俺が大人になるまでに新鮮な肉や魚が食べられるようになって本当に良かった。
小さな頃から妹や弟に妨害されながらも、魔道具の勉強をしてきた甲斐があったものだ。
商店エリアを潜り抜けて中央区の住宅街へと差し掛かろうという場所に、我がジルク工房は佇んでいた。
レンガ造りの三階建ての民家。それを囲うように塀ができており、中には綺麗な芝生が生えている。
素材の仕入れや品物の納品を考慮して中央区にしたが、普段は開発をする場所だからな。
中央区のあまり騒がしい場所に建てたくはなく、できるだけ人気の少ない静かなところを選んだ。
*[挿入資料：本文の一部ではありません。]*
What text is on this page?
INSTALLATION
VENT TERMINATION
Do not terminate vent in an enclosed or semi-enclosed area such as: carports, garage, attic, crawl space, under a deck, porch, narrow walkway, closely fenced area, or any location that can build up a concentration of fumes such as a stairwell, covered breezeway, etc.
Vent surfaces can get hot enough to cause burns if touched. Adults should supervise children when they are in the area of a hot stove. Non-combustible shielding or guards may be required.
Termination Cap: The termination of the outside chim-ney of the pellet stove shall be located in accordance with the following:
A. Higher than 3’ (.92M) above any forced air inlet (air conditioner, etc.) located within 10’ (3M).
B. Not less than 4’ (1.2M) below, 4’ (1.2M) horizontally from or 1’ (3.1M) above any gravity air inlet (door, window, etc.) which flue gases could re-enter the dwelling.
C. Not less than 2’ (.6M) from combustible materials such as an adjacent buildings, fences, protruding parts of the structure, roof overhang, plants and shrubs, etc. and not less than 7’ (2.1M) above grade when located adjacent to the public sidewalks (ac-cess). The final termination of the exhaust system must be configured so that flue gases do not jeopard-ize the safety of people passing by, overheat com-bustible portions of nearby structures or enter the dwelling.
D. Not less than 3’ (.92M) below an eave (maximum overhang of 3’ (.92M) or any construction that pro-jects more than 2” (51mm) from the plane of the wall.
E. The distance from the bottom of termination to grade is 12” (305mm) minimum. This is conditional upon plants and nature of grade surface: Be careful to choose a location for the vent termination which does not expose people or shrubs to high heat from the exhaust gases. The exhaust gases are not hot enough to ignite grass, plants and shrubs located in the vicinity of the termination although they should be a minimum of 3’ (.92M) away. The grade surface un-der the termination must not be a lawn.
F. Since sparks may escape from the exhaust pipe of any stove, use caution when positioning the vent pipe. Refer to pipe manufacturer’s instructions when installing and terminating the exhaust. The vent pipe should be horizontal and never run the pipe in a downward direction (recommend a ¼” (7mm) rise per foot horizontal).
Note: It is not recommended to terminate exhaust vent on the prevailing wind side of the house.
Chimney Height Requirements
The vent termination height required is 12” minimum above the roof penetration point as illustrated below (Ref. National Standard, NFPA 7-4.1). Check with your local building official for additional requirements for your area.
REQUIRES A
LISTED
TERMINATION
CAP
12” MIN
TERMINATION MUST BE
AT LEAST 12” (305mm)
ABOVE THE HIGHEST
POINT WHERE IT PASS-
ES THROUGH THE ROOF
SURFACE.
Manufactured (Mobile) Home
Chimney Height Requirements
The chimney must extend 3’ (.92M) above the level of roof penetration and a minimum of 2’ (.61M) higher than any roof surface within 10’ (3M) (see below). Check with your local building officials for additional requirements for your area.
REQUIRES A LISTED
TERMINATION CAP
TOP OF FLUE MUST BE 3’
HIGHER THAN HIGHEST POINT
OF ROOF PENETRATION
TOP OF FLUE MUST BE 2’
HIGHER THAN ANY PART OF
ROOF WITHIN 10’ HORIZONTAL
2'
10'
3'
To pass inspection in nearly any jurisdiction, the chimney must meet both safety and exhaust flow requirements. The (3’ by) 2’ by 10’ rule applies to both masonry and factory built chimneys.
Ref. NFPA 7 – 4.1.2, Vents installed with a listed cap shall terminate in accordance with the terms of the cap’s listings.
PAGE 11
工房に入ると形ばかりのエントランスがあり、その奥には作業場が広がっている。
二階、三階と部屋はたくさんあるが、そのほとんどは魔道具や素材で埋まっているので実質的な活動エリアは一階のみといっていいだろう。
「ジルクさん、おはようございます」
作業場に入ると、金髪碧眼の若い男性が声をかけてきた。
こいつはトリスタン。ジルク工房の従業員であり、俺の部下だ。
「ああ、おはよう」
「今日は機嫌悪いんですか?」
挨拶を返すなり、唐突にトリスタンが尋ねてくる。
いつも通りに返事をしたつもりだが、今の俺はそんなに不機嫌そうに見えるだろうか。
まあ、昔から愛想のないタイプで冷たい顔つきだという自覚はあるが。
「別にそんなことはない」
「そんな風にムッとした顔でいたら勿体ないですよ? ジルクさん、見た目はいいんですからもっと笑顔でいましょう。そうしたらモテモテです」
「別に女にモテる必要はない。余計なお世話だ」
「ジルクさんは枯れていますね。俺がジルクさんだったら、女の子と遊びまくりですよ」
ただ欠点としては、無駄口が多いことと頭がハッピーなことだ。
不特定多数の女と遊んで何が楽しいのか理解できないな。
「それより氷魔石の加工は終わっているのか?」
どうでもいい話に移りそうだったので、俺は無理矢理に仕事の話に戻した。
すると、トリスタンはつまらなさそうな顔を一瞬したものの、俺のテーブルに魔石を持ってくる。
「終わっていますよ」
トリスタンが魔力加工した魔石をひとつひとつ確認する。
魔物の核となる魔石はそのままの状態では使えない。
魔道具として使いやすいサイズにカットしたり、魔力のムラを均す必要がある。
そうしてやらないと魔道具として使った時に、ムラが出てしまうからだ。
トリスタンにはそういった雑用をやらせている。
「問題ないな。次はここにある素材の加工をやっておいてくれ」
「今日も多いっすね」
加工された魔石のひとつひとつを吟味した俺は、デスクの引き出しから次に使用したい素材を取り出してトリスタンに渡した。
素材の膨大な量にトリスタンは驚きながらも自分のデスクに戻っていった。
「よし、今日も魔道具を作るか」
そろそろ夏も近づいてきた。冷蔵庫案件も片付いたので、そろそろクーラーの制作にかかってもいいかもしれないな。
前世ほど暑さは厳しくないにしろ、扇風機だけでは暑苦しいと思える日もある。
加工された氷魔石を手にして、俺は今日も魔道具作りに勤しむのであった。